Giorgia e Roberta, le amiche e alleate, rispondono duettando. “L’Europa deve offrire soluzioni, non diventare parte del problema. Dobbiamo abbattere le barriere, non alzare ostacoli”, s’infervora Metsola. Segue lungo panegirico del governo di Roma, con assicurazione finale: “L’Europa è al vostro fianco. Il Parlamento che presiedo è un vostro alleato”. La risposta della premier italiana arriva subito: “Se il Parlamento europeo è dalla nostra parte dipende dalle maggioranze che si formano. Ma tu, Roberta, sei sempre stata e sei dalla nostra parte e per questo ti ringrazio”. Meloni si concentra sui dazi interni: “È fondamentale, a maggior ragione in un quadro di instabilità dei mercati internazionali, che l’Europa abbia il coraggio di rimuovere quei dazi interni che si è autoimposta. Il costo medio per vendere un bene tra gli Stati della Ue equivale a una tariffa del 45%, che nei servizi arriva al 110%. Negli Usa il costo medio per il commercio interno è del 15%”. Sui costi dell’energia la premier sposa in pieno la richiesta di Orsini: “Sono perfettamente consapevole dell’impatto dei costi energetici su famiglie e imprese”. Sul rimedio però è molto più vaga: “ Stiamo lavorando a un’analisi del funzionamento del mercato italiano per comprendere se eventuali anomalie nella formazione del prezzo unico nazionale possano essere la causa di aumenti ingiustificati, perché sarebbe inaccettabile se ci fossero speculazioni sulla pelle di chi produce e crea occupazione”. E sulla richiesta di Orsini, che era il cuore e l’elemento concreto del suo intervento Giorgia, almeno per ora, non può che glissare.

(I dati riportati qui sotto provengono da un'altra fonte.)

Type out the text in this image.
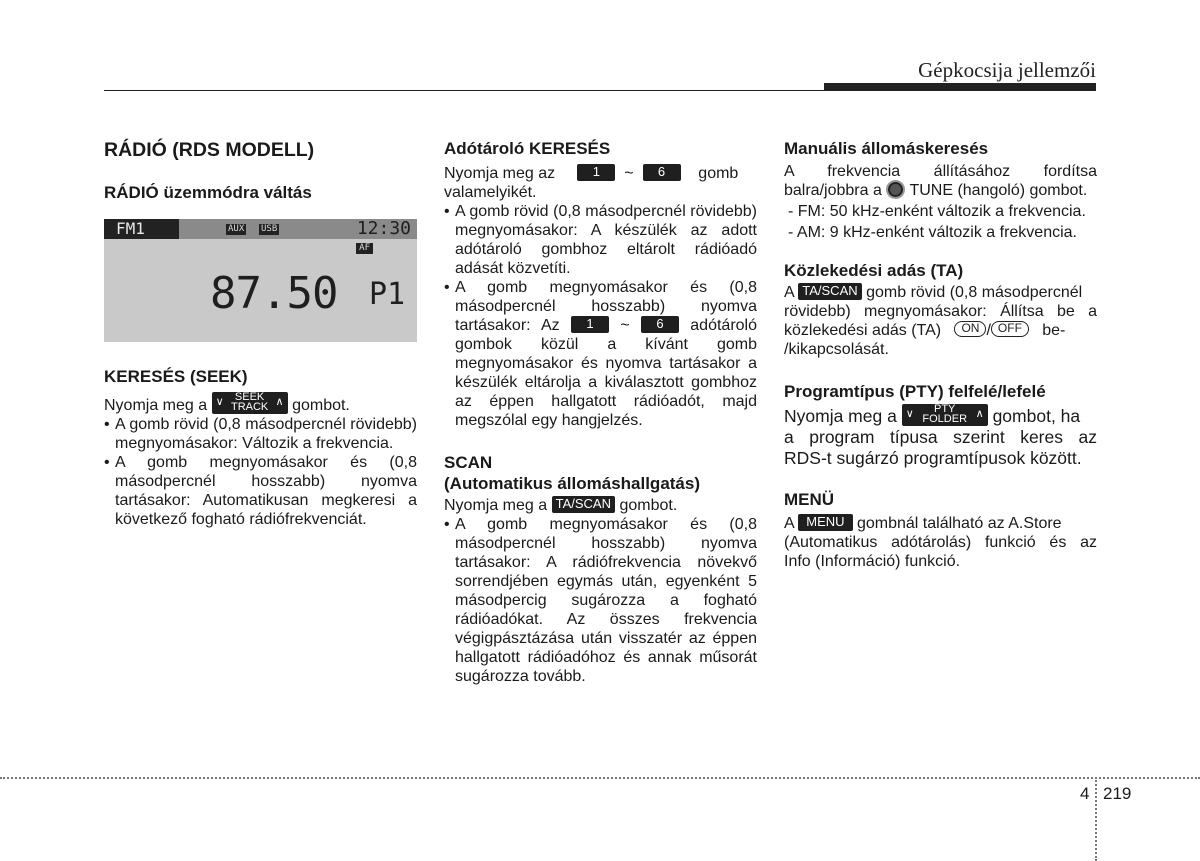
Gépkocsija jellemzői
RÁDIÓ (RDS MODELL)
RÁDIÓ üzemmódra váltás
FM1	AUX USB	12:30
AF
87.50 P1
KERESÉS (SEEK)

Nyomja meg a ∨	SEEK
TRACK ∧ gombot.

• A gomb rövid (0,8 másodpercnél rövidebb) megnyomásakor: Változik a frekvencia.
• A gomb megnyomásakor és (0,8 másodpercnél hosszabb) nyomva tartásakor: Automatikusan megkeresi a következő fogható rádiófrekvenciát.
Adótároló KERESÉS

Nyomja meg az	1 ~ 6 gomb

valamelyikét.

• A gomb rövid (0,8 másodpercnél rövidebb) megnyomásakor: A készülék az adott adótároló gombhoz eltárolt rádióadó adását közvetíti.
• A gomb megnyomásakor és (0,8 másodpercnél hosszabb) nyomva tartásakor: Az 1 ~ 6 adótároló gombok közül a kívánt gomb megnyomásakor és nyomva tartásakor a készülék eltárolja a kiválasztott gombhoz az éppen hallgatott rádióadót, majd megszólal egy hangjelzés.
SCAN
(Automatikus állomáshallgatás)

Nyomja meg a TA/SCAN gombot.

• A gomb megnyomásakor és (0,8 másodpercnél hosszabb) nyomva tartásakor: A rádiófrekvencia növekvő sorrendjében egymás után, egyenként 5 másodpercig sugározza a fogható rádióadókat. Az összes frekvencia végigpásztázása után visszatér az éppen hallgatott rádióadóhoz és annak műsorát sugározza tovább.
Manuális állomáskeresés

A frekvencia állításához fordítsa

balra/jobbra a TUNE (hangoló) gombot.

- FM: 50 kHz-enként változik a frekvencia.

- AM: 9 kHz-enként változik a frekvencia.

Közlekedési adás (TA)

A TA/SCAN gomb rövid (0,8 másodpercnél

rövidebb) megnyomásakor: Állítsa be a

közlekedési adás (TA) ON / OFF be-

/kikapcsolását.

Programtípus (PTY) felfelé/lefelé

Nyomja meg a ∨	PTY
FOLDER ∧ gombot, ha

a program típusa szerint keres az

RDS-t sugárzó programtípusok között.

MENÜ

A MENU gombnál található az A.Store

(Automatikus adótárolás) funkció és az

Info (Információ) funkció.

4 219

La presenza della premier a Bologna, con codazzo di ministri in fitta schiera, da Tajani a Bernini a Pichetto Fratin, è un successo per quanto riguarda il rapporto con la presidente del Parlamento di Strasburgo. Dalla linea da adottare con Trump, evitare lo scontro però senza farsi fregare dall’astuto commerciante della Casa Bianca, all’immigrazione, la convergenza è piena. Non meno di quanto fosse nella precedente legislatura, quando Meloni, von der Leyen e Metsola avevano dato vita a una sorta di asse amical-politico. Qualcosa un po’ si è incrinato ma il Ppe continua ad avere tutto l’interesse nell’allearsi con la meno irragionevole tra i leader della destra europea ed è ricambiato in pieno dall’inquilina di palazzo Chigi. Meno brillante la convergenza con gli industriali. Orsini e Meloni la pensano allo stesso modo e lo sanno. Ma quel che il presidente di Confindustria vuole e chiede la premier non sa come darglielo.